Cellular base stations are the only form of connectivity available to many communities, and when criminals target these base stations to steal diesel, batteries and copper, they can cut off thousands of people.
“We’re seeing millions of rands worth of damage to our base stations annually which ultimately impacts the cost of mobile services. But more important than the monetary impact, criminals are cutting off entire communities. We repeatedly see situations where people can’t make emergency calls and are put in danger by these criminals.
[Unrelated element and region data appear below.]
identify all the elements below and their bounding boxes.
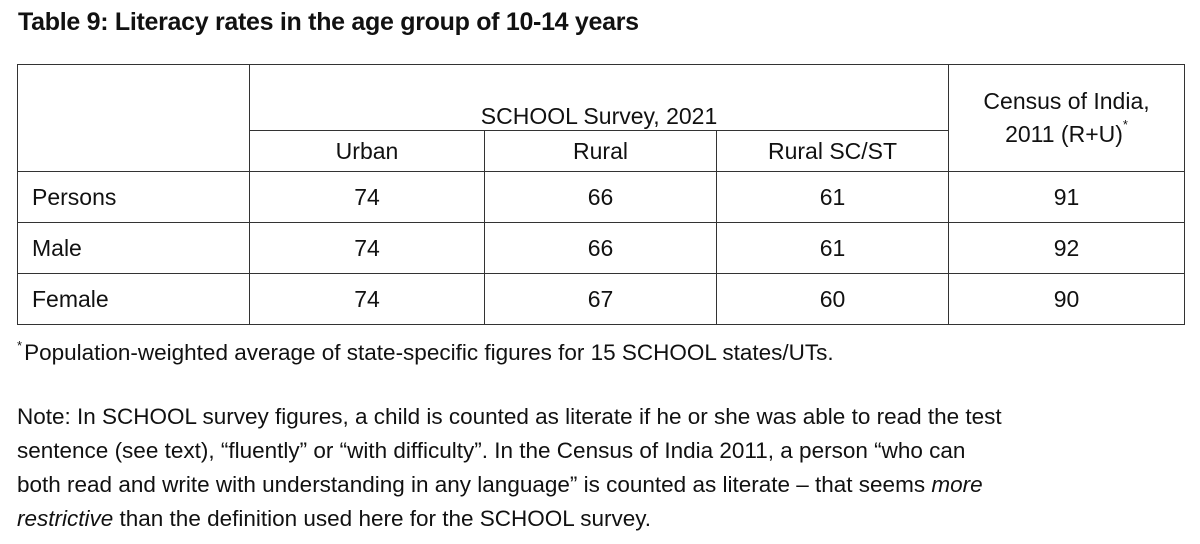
cell-rural-sc-st: 60 [715, 273, 950, 325]
row-label: Persons [17, 171, 250, 223]
cell-census: 91 [948, 171, 1186, 223]
note-emphasis-restrictive: restrictive [17, 506, 114, 531]
note-line-4-text: than the definition used here for the SC… [113, 506, 652, 531]
census-header-line2: 2011 (R+U) [1005, 121, 1123, 147]
survey-header: SCHOOL Survey, 2021 [248, 64, 950, 131]
footnote: *Population-weighted average of state-sp… [17, 338, 834, 366]
footnote-text: Population-weighted average of state-spe… [24, 340, 834, 365]
table-title: Table 9: Literacy rates in the age group… [18, 8, 639, 36]
cell-rural: 66 [484, 171, 717, 223]
census-header-line1: Census of India, [983, 87, 1150, 114]
note-line-1: Note: In SCHOOL survey figures, a child … [17, 404, 1002, 429]
table-row-female: Female 74 67 60 90 [17, 273, 1186, 325]
note-emphasis-more: more [931, 472, 983, 497]
table-row-male: Male 74 66 61 92 [17, 222, 1186, 274]
literacy-table: SCHOOL Survey, 2021 Census of India, 201… [17, 64, 1186, 325]
note-paragraph: Note: In SCHOOL survey figures, a child … [17, 400, 1187, 536]
census-header: Census of India, 2011 (R+U)* [948, 64, 1186, 172]
table-row-persons: Persons 74 66 61 91 [17, 171, 1186, 223]
note-line-2: sentence (see text), “fluently” or “with… [17, 438, 966, 463]
row-label: Male [17, 222, 250, 274]
census-footnote-marker: * [1122, 117, 1128, 132]
cell-rural: 67 [484, 273, 717, 325]
cell-rural-sc-st: 61 [715, 171, 950, 223]
cell-rural: 66 [484, 222, 717, 274]
cell-urban: 74 [249, 273, 485, 325]
note-line-4: restrictive than the definition used her… [17, 502, 1187, 536]
cell-urban: 74 [249, 171, 485, 223]
row-label: Female [17, 273, 250, 325]
column-header-rural-sc-st: Rural SC/ST [715, 130, 950, 172]
footnote-marker: * [17, 338, 23, 353]
column-header-rural: Rural [484, 130, 717, 172]
corner-cell [17, 64, 250, 172]
cell-rural-sc-st: 61 [715, 222, 950, 274]
note-line-3: both read and write with understanding i… [17, 468, 1187, 502]
cell-census: 92 [948, 222, 1186, 274]
cell-urban: 74 [249, 222, 485, 274]
column-header-urban: Urban [249, 130, 485, 172]
cell-census: 90 [948, 273, 1186, 325]
note-line-3-text: both read and write with understanding i… [17, 472, 932, 497]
Sooner or later these criminals will cost someone’s life,” said Ishmael Mathinya, Executive for Operation for Vodacom’s Limpopo Region.“ “We have implemented a programme that uses hidden tracking chips and other security technology to trace batteries and other equipment. Our security team is using helicopters and specialist mobile units to track the stolen items so that we can catch and prosecute the thieves, as well as anyone knowingly buying stolen equipment.”
Each theft incident can result in the network in that area being down for days, and can severely impact businesses as well as anyone relying on the internet to study. It can also cause ecological damage with vandalism resulting in diesel spillage.
“Having said that, the number one line of defense is the local community. We’ve dyed the diesel in our base stations blue to help people identify and report stolen diesel. We urge anyone who sees this diesel for sale or sees suspicious activity around our base stations to report it to the police. It’s in everyone’s best interest to act before their signal is cut off.”